Выходит, нужно было остаться с Льюисом? Да, он не от мира сего и, наверное, не смог бы зарабатывать деньги. Но моего упорства хватило бы на двоих. Да и отец помог бы на первых порах деньгами.
Ведь Льюис талантлив. Если бы мы не расстались тогда! Отец умел делать деньги, пусть не такие фантастические, как Катлер, но все равно… Я могла бы сделать Льюису карьеру, он был бы уже знаменит. Или не был бы никогда. Но это не важно. Он был бы навсегда со мной, душой и телом, мыслями и взглядами!
Это невозможно!
Или возможно? Вдруг это все-таки есть? Как у Катлера с Викторией… Ведь они же нашли друг друга! Случайно, ни о чем таком не думая – просто нашли, и все.
И плевать Катлеру, что о нем подумают, он выглядит счастливым…
Да черт бы их всех побрал! Мне-то что теперь делать?
Раньше нужно было думать! Семь лет назад…
Думать о том, что можно остаться с человеком, который будет ее любить, а не просто хотеть, не говорить о любви пустые слова, не манипулировать ею… Будет смотреть, восхищаясь каждую секунду. И говорить слова, от которых хочется плакать и смеяться. И рисовать свою возлюбленную, свою единственную – все равно где, хоть бы и на старенькой кухне. И вдруг будет в жизни всего только один человек, с которым можно проговорить ночь напролет, не захотев спать и не устав от его общества…
Один романтик сказал как-то Кэссиди, что, если тебя полюбили по-настоящему – сильно, бездумно, безвозмездно, – устоять невозможно. Когда кто-то испытывает такое чувство, второму остается только покориться.
Кажется, над тем мудрым человеком она тоже посмеялась.
Катлер ведь помчался к ней… За мной никто никогда так не побежит. Так и останусь навсегда стервозной красоткой, с которой хорошо и престижно проводить время.
Нет, тут одна ошибка. Не навсегда. Скоро я постарею. Черт, да я уже старею. А вокруг столько молодых и амбициозных девушек. И кому я буду нужна? Что же стану делать дальше?
Картина пустоты и одиночества приблизилась к Кэссиди с пугающей неотвратимостью. Обычно она старалась гнать от себя эти мысли и мысли о том, что произойдет, когда она перестанет быть объектом сексуального влечения мужчин. Ведь секс сам по себе ее не очень-то интересовал. Так иногда бывает с очень красивыми женщинами, особенно – когда они превращают интимные отношения в средство манипуляции. Вопрос остался открытым. Хотя нет. Просто ответ оказался слишком очевидным.

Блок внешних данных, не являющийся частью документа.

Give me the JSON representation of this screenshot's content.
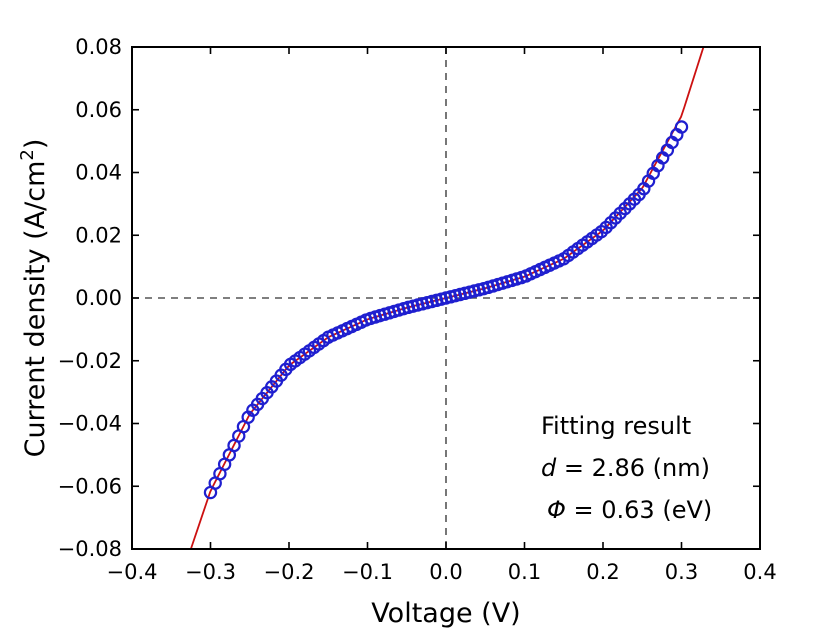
{
  "chart_data": {
    "type": "scatter",
    "title": "",
    "xlabel": "Voltage (V)",
    "ylabel": "Current density (A/cm²)",
    "ylabel_parts": [
      "Current density (A/cm",
      "2",
      ")"
    ],
    "xlim": [
      -0.4,
      0.4
    ],
    "ylim": [
      -0.08,
      0.08
    ],
    "x_ticks": [
      "−0.4",
      "−0.3",
      "−0.2",
      "−0.1",
      "0.0",
      "0.1",
      "0.2",
      "0.3",
      "0.4"
    ],
    "x_tick_values": [
      -0.4,
      -0.3,
      -0.2,
      -0.1,
      0.0,
      0.1,
      0.2,
      0.3,
      0.4
    ],
    "y_ticks": [
      "0.08",
      "0.06",
      "0.04",
      "0.02",
      "0.00",
      "−0.02",
      "−0.04",
      "−0.06",
      "−0.08"
    ],
    "y_tick_values": [
      0.08,
      0.06,
      0.04,
      0.02,
      0.0,
      -0.02,
      -0.04,
      -0.06,
      -0.08
    ],
    "grid": false,
    "zero_lines": "dashed",
    "measured_series": {
      "marker": "open-circle",
      "color": "#1f1fcf",
      "x_start": -0.3,
      "x_end": 0.3,
      "count": 101,
      "points": [
        [
          -0.3,
          -0.062
        ],
        [
          -0.25,
          -0.037
        ],
        [
          -0.2,
          -0.0215
        ],
        [
          -0.15,
          -0.0125
        ],
        [
          -0.1,
          -0.0068
        ],
        [
          -0.05,
          -0.0031
        ],
        [
          0.0,
          0.0
        ],
        [
          0.05,
          0.0031
        ],
        [
          0.1,
          0.0068
        ],
        [
          0.15,
          0.0125
        ],
        [
          0.2,
          0.0215
        ],
        [
          0.25,
          0.034
        ],
        [
          0.3,
          0.0545
        ]
      ]
    },
    "fit_series": {
      "color": "#cc1111",
      "points": [
        [
          -0.325,
          -0.08
        ],
        [
          -0.3,
          -0.0615
        ],
        [
          -0.25,
          -0.037
        ],
        [
          -0.2,
          -0.0215
        ],
        [
          -0.15,
          -0.0125
        ],
        [
          -0.1,
          -0.0068
        ],
        [
          -0.05,
          -0.0031
        ],
        [
          0.0,
          0.0
        ],
        [
          0.05,
          0.0031
        ],
        [
          0.1,
          0.0068
        ],
        [
          0.15,
          0.0125
        ],
        [
          0.2,
          0.0215
        ],
        [
          0.25,
          0.035
        ],
        [
          0.3,
          0.058
        ],
        [
          0.328,
          0.08
        ]
      ]
    },
    "annotations": {
      "heading": "Fitting result",
      "d_symbol": "d",
      "d_value": " = 2.86 (nm)",
      "phi_symbol": "Φ",
      "phi_value": " = 0.63 (eV)"
    }
  }
}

Лицо Кэссиди не выражало сейчас никаких чувств – красивая мраморная маска. Руки спокойно лежат на коленях. Но в душе у нее разыгралась буря.

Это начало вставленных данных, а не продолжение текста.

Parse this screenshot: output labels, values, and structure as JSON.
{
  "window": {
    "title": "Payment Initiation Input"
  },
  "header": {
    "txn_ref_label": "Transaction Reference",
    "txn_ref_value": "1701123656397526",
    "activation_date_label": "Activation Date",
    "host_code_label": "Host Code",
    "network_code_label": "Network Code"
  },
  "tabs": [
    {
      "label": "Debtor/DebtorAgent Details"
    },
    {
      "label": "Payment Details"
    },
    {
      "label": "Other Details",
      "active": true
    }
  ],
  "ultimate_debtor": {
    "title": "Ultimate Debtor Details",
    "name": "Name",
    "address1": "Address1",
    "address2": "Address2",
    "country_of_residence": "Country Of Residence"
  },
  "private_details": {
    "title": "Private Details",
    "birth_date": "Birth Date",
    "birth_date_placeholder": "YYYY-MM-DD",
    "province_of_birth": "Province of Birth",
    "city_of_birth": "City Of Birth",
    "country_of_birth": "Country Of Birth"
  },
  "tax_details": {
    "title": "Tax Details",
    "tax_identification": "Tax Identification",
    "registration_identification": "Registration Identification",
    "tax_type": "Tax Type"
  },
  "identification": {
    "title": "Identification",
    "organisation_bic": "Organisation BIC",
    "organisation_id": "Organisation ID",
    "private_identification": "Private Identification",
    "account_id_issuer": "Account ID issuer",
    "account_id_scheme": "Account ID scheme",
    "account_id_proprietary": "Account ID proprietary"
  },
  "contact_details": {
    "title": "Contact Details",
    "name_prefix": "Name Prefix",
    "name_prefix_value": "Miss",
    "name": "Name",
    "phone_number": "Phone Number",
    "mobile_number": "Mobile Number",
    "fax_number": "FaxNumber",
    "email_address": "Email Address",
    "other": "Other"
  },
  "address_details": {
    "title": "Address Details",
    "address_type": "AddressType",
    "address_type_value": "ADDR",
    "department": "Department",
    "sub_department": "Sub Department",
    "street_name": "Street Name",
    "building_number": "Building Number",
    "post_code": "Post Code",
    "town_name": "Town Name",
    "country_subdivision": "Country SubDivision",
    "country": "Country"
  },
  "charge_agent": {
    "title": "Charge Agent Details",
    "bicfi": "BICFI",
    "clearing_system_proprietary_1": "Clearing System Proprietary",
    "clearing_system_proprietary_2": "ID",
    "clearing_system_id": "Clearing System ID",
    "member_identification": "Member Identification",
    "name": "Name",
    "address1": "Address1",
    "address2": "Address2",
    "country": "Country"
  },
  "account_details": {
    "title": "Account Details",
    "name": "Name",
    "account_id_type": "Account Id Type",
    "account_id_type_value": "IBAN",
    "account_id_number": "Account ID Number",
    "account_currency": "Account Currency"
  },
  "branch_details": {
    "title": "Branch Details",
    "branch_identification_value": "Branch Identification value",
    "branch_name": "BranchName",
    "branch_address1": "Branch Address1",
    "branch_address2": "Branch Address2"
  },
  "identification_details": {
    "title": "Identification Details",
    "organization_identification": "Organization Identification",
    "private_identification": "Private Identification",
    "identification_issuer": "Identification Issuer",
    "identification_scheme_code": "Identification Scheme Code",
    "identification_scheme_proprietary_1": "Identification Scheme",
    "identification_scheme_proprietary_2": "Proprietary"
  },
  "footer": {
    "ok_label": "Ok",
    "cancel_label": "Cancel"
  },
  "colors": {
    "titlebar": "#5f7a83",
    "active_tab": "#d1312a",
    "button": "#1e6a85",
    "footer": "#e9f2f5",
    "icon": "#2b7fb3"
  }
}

Кукла дергалась, запутавшись в собственных нитях. Она пыталась их порвать. Жить в них дальше казалось невозможно и больно.
Мне нужно его найти, найти моего Льюиса! Наплевать на все и начать новою жизнь. Любить его – и черт с ними, с деньгами. Жить для себя, нежась в немом обожании его ласковых взглядов, дарить ему в ответ то же и отдавать каждый дюйм своего пока еще красивого тела, чтобы он написал с него десятки холстов. Защищать и вдохновлять его…

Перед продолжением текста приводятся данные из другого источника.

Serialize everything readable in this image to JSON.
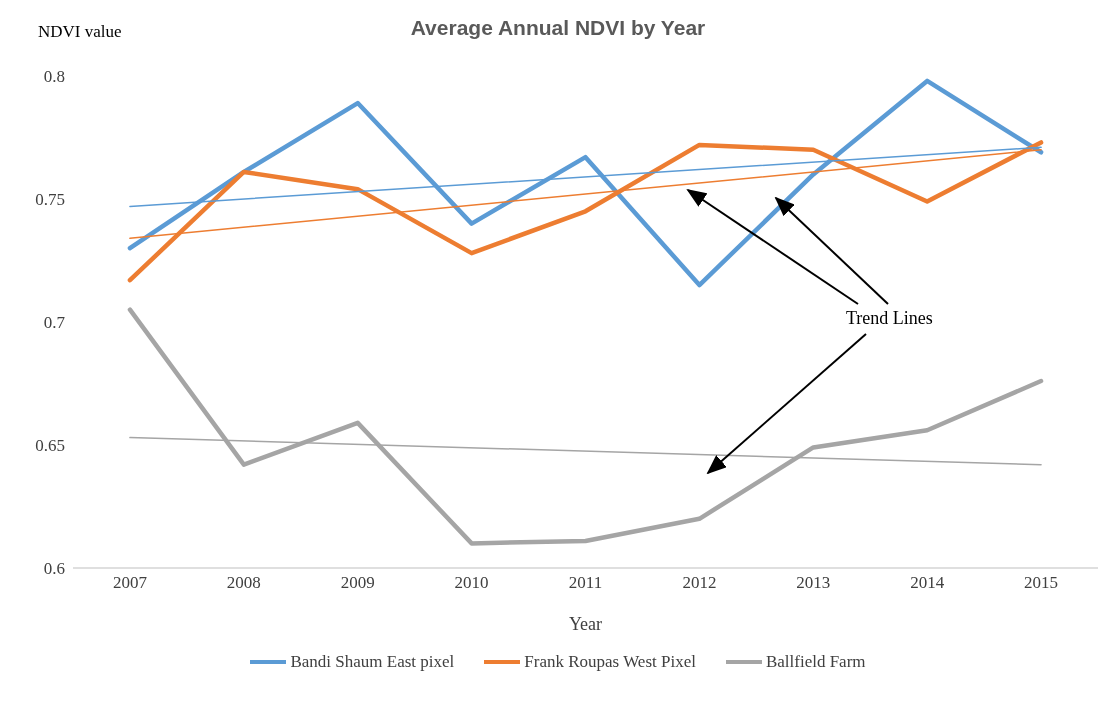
{
  "chart_data": {
    "type": "line",
    "title": "Average Annual NDVI by Year",
    "ylabel": "NDVI value",
    "xlabel": "Year",
    "categories": [
      "2007",
      "2008",
      "2009",
      "2010",
      "2011",
      "2012",
      "2013",
      "2014",
      "2015"
    ],
    "series": [
      {
        "name": "Bandi Shaum East pixel",
        "color": "#5b9bd5",
        "values": [
          0.73,
          0.761,
          0.789,
          0.74,
          0.767,
          0.715,
          0.76,
          0.798,
          0.769
        ]
      },
      {
        "name": "Frank Roupas West Pixel",
        "color": "#ed7d31",
        "values": [
          0.717,
          0.761,
          0.754,
          0.728,
          0.745,
          0.772,
          0.77,
          0.749,
          0.773
        ]
      },
      {
        "name": "Ballfield Farm",
        "color": "#a5a5a5",
        "values": [
          0.705,
          0.642,
          0.659,
          0.61,
          0.611,
          0.62,
          0.649,
          0.656,
          0.676
        ]
      },
      {
        "type": "line",
        "color": "#5b9bd5",
        "values": [
          0.747,
          null,
          null,
          null,
          null,
          null,
          null,
          null,
          0.771
        ]
      },
      {
        "type": "line",
        "color": "#ed7d31",
        "values": [
          0.734,
          null,
          null,
          null,
          null,
          null,
          null,
          null,
          0.77
        ]
      },
      {
        "type": "line",
        "color": "#a5a5a5",
        "values": [
          0.653,
          null,
          null,
          null,
          null,
          null,
          null,
          null,
          0.642
        ]
      }
    ],
    "ylim": [
      0.6,
      0.8
    ],
    "yticks": [
      0.6,
      0.65,
      0.7,
      0.75,
      0.8
    ],
    "grid": false,
    "legend": "bottom",
    "marker": "none",
    "line_style": "solid",
    "annotations": [
      "Trend Lines"
    ]
  }
}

Лицо Кэссиди посветлело, губы тронула улыбка, ей хотелось закрыть глаза от этой пленительно яркой картинки настоящего счастья.
Марионетка порвала несколько нитей и за-двигалась свободнее. Другие нити натянулись и странно затрещали. Это было страшно… Женщина-марионетка испугалась и вжала голову в кукольные плечи.
Да это же все иллюзии… Нереально! Он уже давно спился, или опиум довел его до психушки. Все же знают, какая судьба уготована художникам. О чем ты думаешь! Полная чушь. Мираж. Ничего такого нет!
А Катлер… Катлер просто извращенец. Таких возбуждают некрасивые женщины. Да! Это все объясняет. Вот так – похоже на правду.
Так – гораздо легче. Ничего таинственного, волшебного, тем более – прекрасного и желанного, никакой любви, просто психическая патология. Не нужно ломать свою жизнь, не нужно надрываться, строя новую, – зачем, если можно оставить все как есть, если исключения только подтверждают правила, если на одного сумасшедшего найдется десяток обыкновенных мужчин, с которыми так привычно и легко иметь дело.